Matéria Prima
Barracões do Samba, Porto do Rio
5–14 April 2011
Complementing the venues associated with Rio de Janeiro’s annual Carnival, 2014 World Cup and 2016 Olympic Games, this workshop explored alternative, informal and grass-roots sports and cultural programmes as a way of transforming precarious urban environments and communities and helped guarantee a community legacy for these global events. The ten-day workshop promoted a design philosophy that mediated between global and local sensibilities, between formal and informal economies, and between high-tech and low-tech fabrication processes. In contrast to imported and pre-fabricated end-products, it employed a hybrid methodology, using raw goods (matéria prima) and other found-objects (inspired by the work of artist Ernesto Neto and the Campana Brothers), yet evolving these projects with novel computational-design and fabrication techniques that emphasise the introduction of component-based logics.
The workshop itself took place almost 40 days after the Carnival, and explored the re-use of the actual Carnival floats, costumes and other related paraphernalia, and collaborated with several Escolas de Samba located in the post-industrial empty warehouses of the Porto area, the birthplace of the Carnival and Samba. The recyled Carnival material was transformed using digital fabrication processes and new digitally fabricated joint components, and reated interventions for micro-venues and urban furniture in the Porto region, to support open cultural and sports events that engaged the local populations and both countered and complemented the large-scale constructions of Olympic sports venues.

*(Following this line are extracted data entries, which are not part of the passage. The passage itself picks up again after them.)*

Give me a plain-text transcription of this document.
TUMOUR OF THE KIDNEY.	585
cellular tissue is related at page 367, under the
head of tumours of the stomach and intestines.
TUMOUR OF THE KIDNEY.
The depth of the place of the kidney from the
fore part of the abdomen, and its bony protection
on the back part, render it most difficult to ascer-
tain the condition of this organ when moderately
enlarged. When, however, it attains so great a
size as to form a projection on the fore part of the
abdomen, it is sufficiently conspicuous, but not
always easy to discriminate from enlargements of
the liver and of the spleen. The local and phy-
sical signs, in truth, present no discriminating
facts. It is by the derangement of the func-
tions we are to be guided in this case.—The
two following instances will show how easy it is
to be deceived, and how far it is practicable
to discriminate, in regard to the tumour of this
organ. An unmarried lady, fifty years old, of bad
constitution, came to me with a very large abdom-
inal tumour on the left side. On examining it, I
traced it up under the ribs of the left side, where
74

Open to designers from all over the world, the studio-based workshop included extensive parametric modelling, instruction in Rhino Grasshopper and digital fabrication processes using laser cutter, CNC-milling and rapid-prototyping machines, sponsored by DS4 and SEACAM, all of which were used to produce design proposals and physical models. The workshop
also featured seminars and lectures by both Brazilian and international architects, artists, urban planners and other specialists (working directly with the Carnival float artisans in their workshops and collaborating with the FABberz’ DIA Workshops), and culminated with the fabrication of one-to-one scale prototypes and a final review within the port and city-centre sites.
Directors
Anne Save de Beaurecueil and Franklin Lee use computation to generate environmentally responsive geometries for architecture and urban design projects in Brazil. They previously taught at the Pratt Institute in New York, hold master’s degrees from Columbia University and have published, exhibited and lectured on their work worldwide.